A reduced version of global_4densvar was run with radiance obs removed. The obs setup in gisparm.anl is as below
OBS_INPUT::
! dfile dtype dplat dsis dval dthin dsfcalc
prepbufr ps null ps 0.0 0 0
prepbufr t null t 0.0 0 0
prepbufr_profl t null t 0.0 0 0
hdobbufr t null t 0.0 0 0
prepbufr q null q 0.0 0 0
prepbufr_profl q null q 0.0 0 0
hdobbufr q null q 0.0 0 0
prepbufr pw null pw 0.0 0 0
prepbufr uv null uv 0.0 0 0
prepbufr_profl uv null uv 0.0 0 0
satwndbufr uv null uv 0.0 0 0
hdobbufr uv null uv 0.0 0 0
prepbufr spd null spd 0.0 0 0
hdobbufr spd null spd 0.0 0 0
prepbufr dw null dw 0.0 0 0
radarbufr rw null rw 0.0 0 0
The similar behavior of GSI was found, namely, loproc_contrl and loproc_updat show identical results while the hiproc ones show differences from the lorproc ones and between themselves. So, the culprit seems not specific to radiance observations.
Another "reduced" version of the global_4densvar still showed the same behavior, in which , only static B was used (namely, a 3DVar with fgat).
An interesting findings: running global_4densvar test with a reduced setup as in the previous runs ( only 2 global members were used), when factqmin=factqmax=0 ( namely this constraint is turned off), this test would indeed succeed (only with " Failure of max-time in the regression test"). So further digging on this issue could focus on the related codes/steps.

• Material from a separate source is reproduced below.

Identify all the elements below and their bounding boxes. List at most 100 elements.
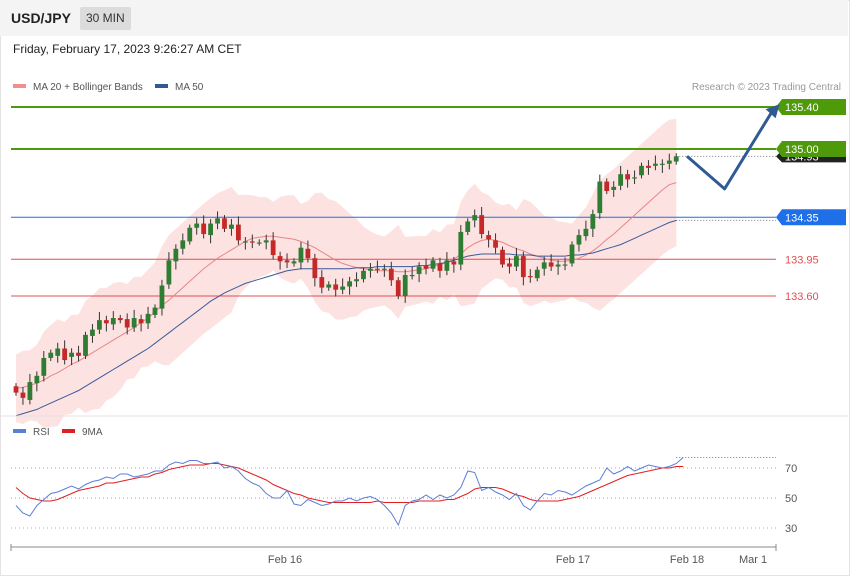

Another update: using debug mode built GSI, the global_4densvar failed on hera for the same reason as on wcoss2, though GSI (both update and contrl) hasn't been updated to the current head of emc gsi.
A modification within one OpenMP directive appears to have addressed the reproducibility issue observed between loproc and hiproc runs in the reduced version of global_4denvar ( only use 2 members and the maximum inner iteration steps of 5 ).
The changes can be reviewed https://github.com/TingLei-daprediction/GSI/pull/2/files#diff-ff9860deeec140b2a1307734f3bf0ba00df64a66ae682aea121de529536926bf.
I will update the control and the PR to the current head of EMC GSI and see if GSI works as expected.
An update on the global_4densvar using update and control updated with the current head of EMC GSI develop branch. The GSI are built with the debug mode (but for the control GSI, -init=snan was not used, otherwise the control run would fail as reported for the issue in read_nsstbufr.f90). As expected, the loproc_contrl = lorpoc_updat and loproc_updat=hiproc_update, but loproc_contrl != hiproc_contrl. @RussTreadon-NOAA Do you think I should open a separate PR for changes mentioned in this issue for review or they could be in the current PR https://github.com/NOAA-EMC/GSI/pull/698 ?
I suggest a separate PR for the intjcmod.f90
omp bug fix. PR #698 addresses a different problem.
On wcoss2, when GSI is built with the debug mode, GSI would become idle and the job would finally be killed for , like ,
the error message would show:
The line 311 in genstat_gps.f90 is
The reason for GSI hanging at this point needs to be investigated. Added on Mar. 15,2024, another issue was found that loproc_updat !=hiproc_updat and loproc_contrl !=hirpoc_contrl and hirpoc_updat !=hirpoc_contrl , only loproc_contrl=loproc_updat.